Der später verstorbene Mann hatte im Bruchsaler Gefängnis mehrfach heftig Gegenwehr geleistet. Foto: picture alliance / dpa

Die Umstände, wie ein 28-jähriger Mann im Bruchsaler Gefängnis sterben konnte, sind weiter rätselhaft. Eine Obduktion hat keine Erklärung liefern können.

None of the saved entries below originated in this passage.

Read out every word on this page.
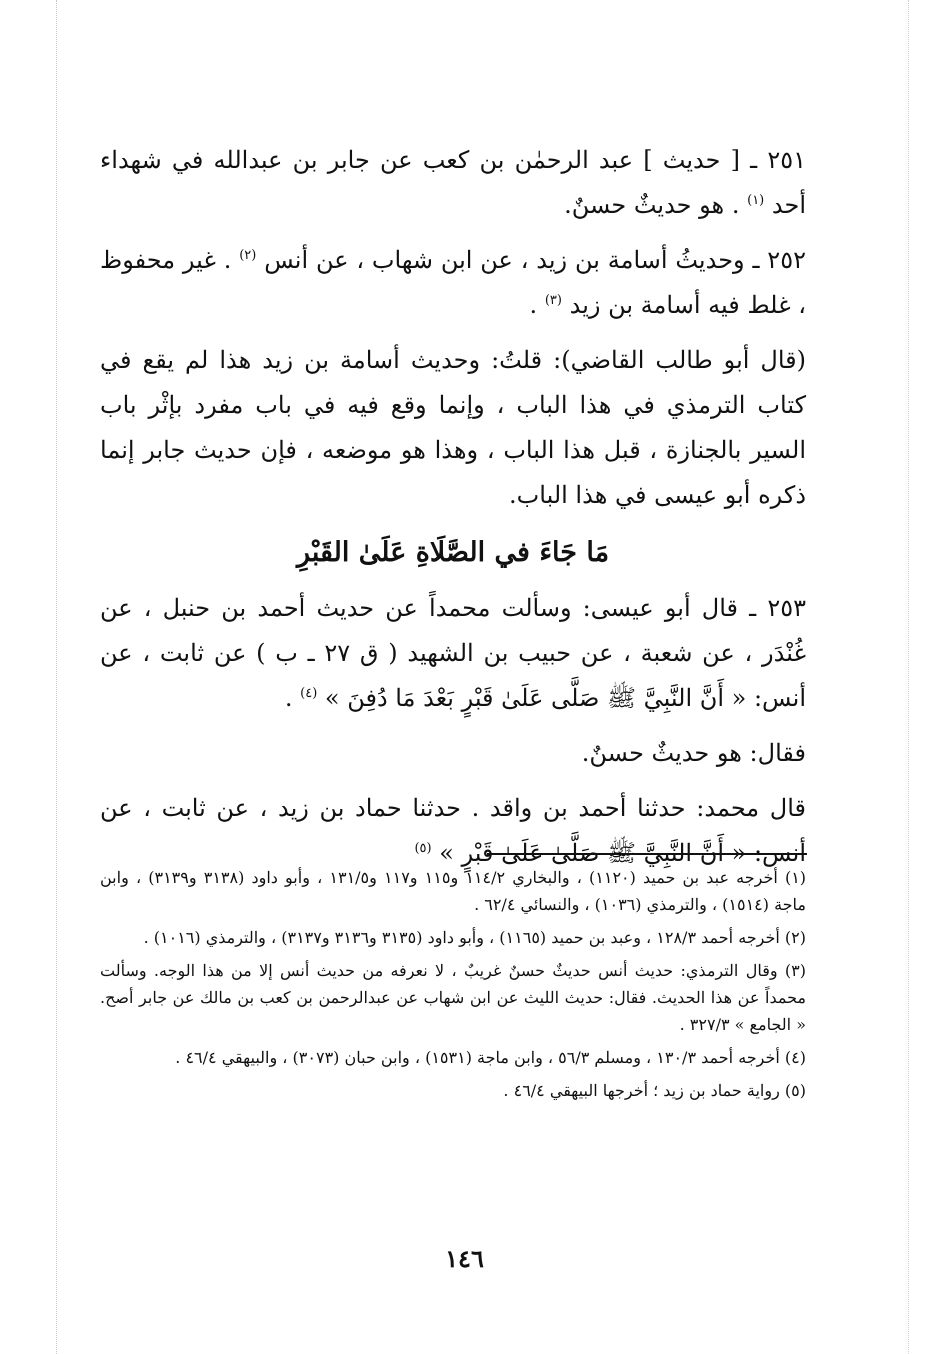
٢٥١ ـ [ حديث ] عبد الرحمٰن بن كعب عن جابر بن عبدالله في شهداء أحد $^{(١)}$ . هو حديثٌ حسنٌ.

٢٥٢ ـ وحديثُ أسامة بن زيد ، عن ابن شهاب ، عن أنس $^{(٢)}$ . غير محفوظ ، غلط فيه أسامة بن زيد $^{(٣)}$ .

(قال أبو طالب القاضي): قلتُ: وحديث أسامة بن زيد هذا لم يقع في كتاب الترمذي في هذا الباب ، وإنما وقع فيه في باب مفرد بإثْر باب السير بالجنازة ، قبل هذا الباب ، وهذا هو موضعه ، فإن حديث جابر إنما ذكره أبو عيسى في هذا الباب.

مَا جَاءَ في الصَّلَاةِ عَلَىٰ القَبْرِ

٢٥٣ ـ قال أبو عيسى: وسألت محمداً عن حديث أحمد بن حنبل ، عن غُنْدَر ، عن شعبة ، عن حبيب بن الشهيد ( ق ٢٧ ـ ب ) عن ثابت ، عن أنس: « أَنَّ النَّبِيَّ ﷺ صَلَّى عَلَىٰ قَبْرٍ بَعْدَ مَا دُفِنَ » $^{(٤)}$ .

فقال: هو حديثٌ حسنٌ.

قال محمد: حدثنا أحمد بن واقد . حدثنا حماد بن زيد ، عن ثابت ، عن أنس: « أَنَّ النَّبِيَّ ﷺ صَلَّىٰ عَلَىٰ قَبْرٍ » $^{(٥)}$

(١) أخرجه عبد بن حميد (١١٢٠) ، والبخاري ١١٤/٢ و١١٥ و١١٧ و١٣١/٥ ، وأبو داود (٣١٣٨ و٣١٣٩) ، وابن ماجة (١٥١٤) ، والترمذي (١٠٣٦) ، والنسائي ٦٢/٤ .

(٢) أخرجه أحمد ١٢٨/٣ ، وعبد بن حميد (١١٦٥) ، وأبو داود (٣١٣٥ و٣١٣٦ و٣١٣٧) ، والترمذي (١٠١٦) .

(٣) وقال الترمذي: حديث أنس حديثٌ حسنٌ غريبٌ ، لا نعرفه من حديث أنس إلا من هذا الوجه. وسألت محمداً عن هذا الحديث. فقال: حديث الليث عن ابن شهاب عن عبدالرحمن بن كعب بن مالك عن جابر أصح. « الجامع » ٣٢٧/٣ .

(٤) أخرجه أحمد ١٣٠/٣ ، ومسلم ٥٦/٣ ، وابن ماجة (١٥٣١) ، وابن حبان (٣٠٧٣) ، والبيهقي ٤٦/٤ .

(٥) رواية حماد بن زيد ؛ أخرجها البيهقي ٤٦/٤ .

١٤٦
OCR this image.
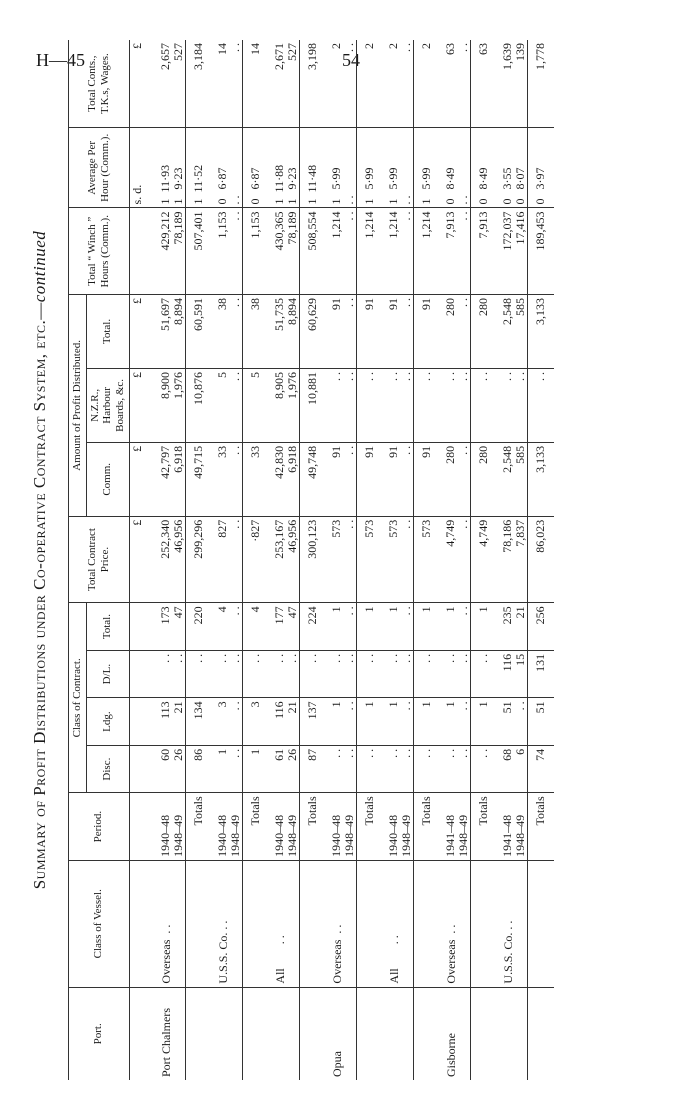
H—45	54
Summary of Profit Distributions under Co-operative Contract System, etc.—continued
Port.	Class of Vessel.	Period.	Class of Contract.				Total Contract Price.	Amount of Profit Distributed.			Total “ Winch ” Hours (Comm.).	Average Per Hour (Comm.).	Total Conts., T.K.s, Wages.
			Disc.	Ldg.	D/L.	Total.		Comm.	N.Z.R., Harbour Boards, &c.	Total.			
							£	£	£	£		s. d.	£
Port Chalmers	Overseas  . .	1940–48 1948–49	60 26	113 21	. . . .	173 47	252,340 46,956	42,797 6,918	8,900 1,976	51,697 8,894	429,212 78,189	1  11·93 1   9·23	2,657 527

		Totals	86	134	. .	220	299,296	49,715	10,876	60,591	507,401	1  11·52	3,184
	U.S.S. Co. . .	1940–48 1948–49	1 . .	3 . .	. . . .	4 . .	827 . .	33 . .	5 . .	38 . .	1,153 . .	0   6·87 . .	14 . .

		Totals	1	3	. .	4	·827	33	5	38	1,153	0   6·87	14
	All        . .	1940–48 1948–49	61 26	116 21	. . . .	177 47	253,167 46,956	42,830 6,918	8,905 1,976	51,735 8,894	430,365 78,189	1  11·88 1   9·23	2,671 527

		Totals	87	137	. .	224	300,123	49,748	10,881	60,629	508,554	1  11·48	3,198
Opua	Overseas  . .	1940–48 1948–49	. . . .	1 . .	. . . .	1 . .	573 . .	91 . .	. . . .	91 . .	1,214 . .	1   5·99 . .	2 . .

		Totals	. .	1	. .	1	573	91	. .	91	1,214	1   5·99	2
	All        . .	1940–48 1948–49	. . . .	1 . .	. . . .	1 . .	573 . .	91 . .	. . . .	91 . .	1,214 . .	1   5·99 . .	2 . .

		Totals	. .	1	. .	1	573	91	. .	91	1,214	1   5·99	2
Gisborne	Overseas  . .	1941–48 1948–49	. . . .	1 . .	. . . .	1 . .	4,749 . .	280 . .	. . . .	280 . .	7,913 . .	0   8·49 . .	63 . .

		Totals	. .	1	. .	1	4,749	280	. .	280	7,913	0   8·49	63
	U.S.S. Co. . .	1941–48 1948–49	68 6	51 . .	116 15	235 21	78,186 7,837	2,548 585	. . . .	2,548 585	172,037 17,416	0   3·55 0   8·07	1,639 139

		Totals	74	51	131	256	86,023	3,133	. .	3,133	189,453	0   3·97	1,778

Bruchsal - Die Ursache des Todes eines 28 Jahre alten Mannes nach Widerstand im Polizeigewahrsam ist weiter unklar. Weitere Untersuchungen seien notwendig, die Obduktion habe kein Ergebnis gebracht, teilten Polizei und Staatsanwaltschaft am Freitag mit. Bisher hätten sich keine Anhaltspunkte dafür ergeben, dass Maßnahmen der Beamten den Tod des Mannes verursacht haben.

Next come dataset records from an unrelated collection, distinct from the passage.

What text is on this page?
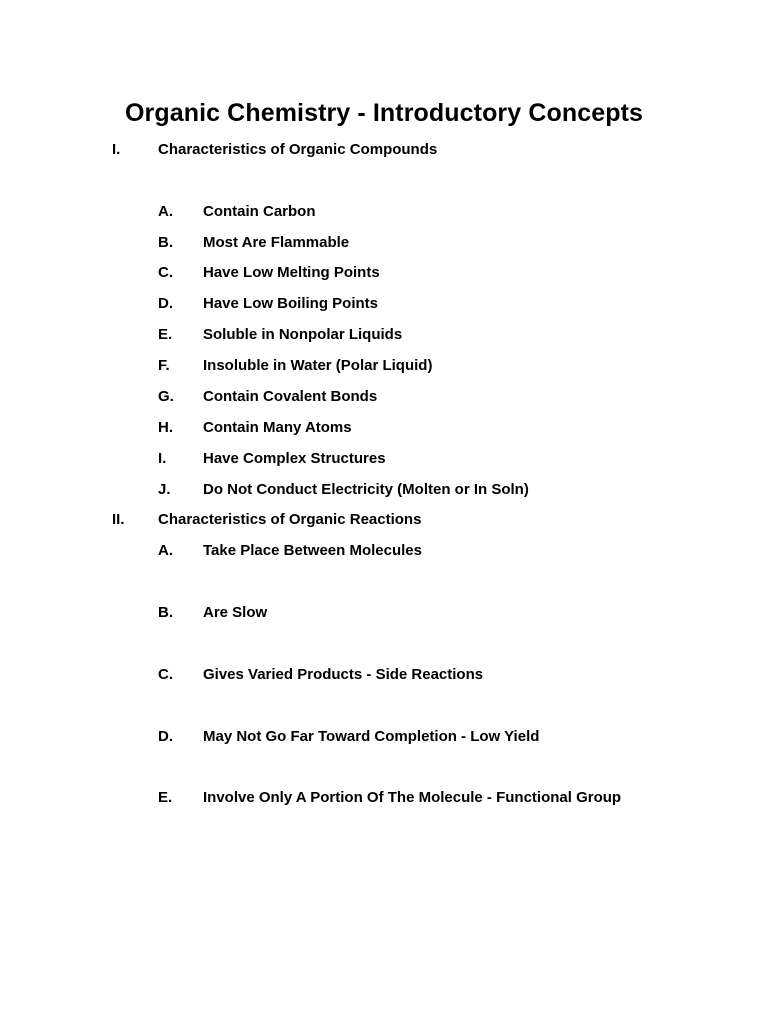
Organic Chemistry - Introductory Concepts
I.	Characteristics of Organic Compounds
A. Contain Carbon
B. Most Are Flammable
C. Have Low Melting Points
D. Have Low Boiling Points
E. Soluble in Nonpolar Liquids
F. Insoluble in Water (Polar Liquid)
G. Contain Covalent Bonds
H. Contain Many Atoms
I. Have Complex Structures
J. Do Not Conduct Electricity (Molten or In Soln)
II. Characteristics of Organic Reactions
A. Take Place Between Molecules
B. Are Slow
C. Gives Varied Products - Side Reactions
D. May Not Go Far Toward Completion - Low Yield
E. Involve Only A Portion Of The Molecule - Functional Group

Notarzt musste wiederbeleben – Tod eine woche später

Der 28-Jährige war nach massiven Auseinandersetzungen mit Polizisten und Justizvollzugsbeamten gestorben. Er habe bei seiner Gegenwehr Atemnot bekommen, sei von einem Notarzt wiederbelebt worden und gut eine Woche nach dem Vorfall vom 21. Juli in einem Karlsruher Krankenhaus gestorben. Den Angaben zufolge hatte sich der Mann bereits am 20. Juli in ärztlicher Behandlung befunden. Er soll ein Krankenhaus entgegen ärztlichen Rat auf eigene Verantwortung verlassen haben. Ob eine Vorerkrankung bei seinem Tod eine Rolle gespielt habe, werde untersucht.

Der 28-Jährige war wegen eines mutmaßlichen Diebstahls an einer Karlsruher Tankstelle aufgefallen und geflüchtet. Die Polizei stellte ihn und brachte ihn aufs Revier. Dort habe er so starken Widerstand geleistet, dass er von mehreren Polizisten festgehalten und an Händen und Füßen gefesselt wurde. Auch später im Bruchsaler Gefängnis habe er gebissen und gespuckt. Von der Staatsanwaltschaft Dortmund war er bereits vor dem Vorfall in Karlsruhe zur Festnahme ausgeschrieben gewesen.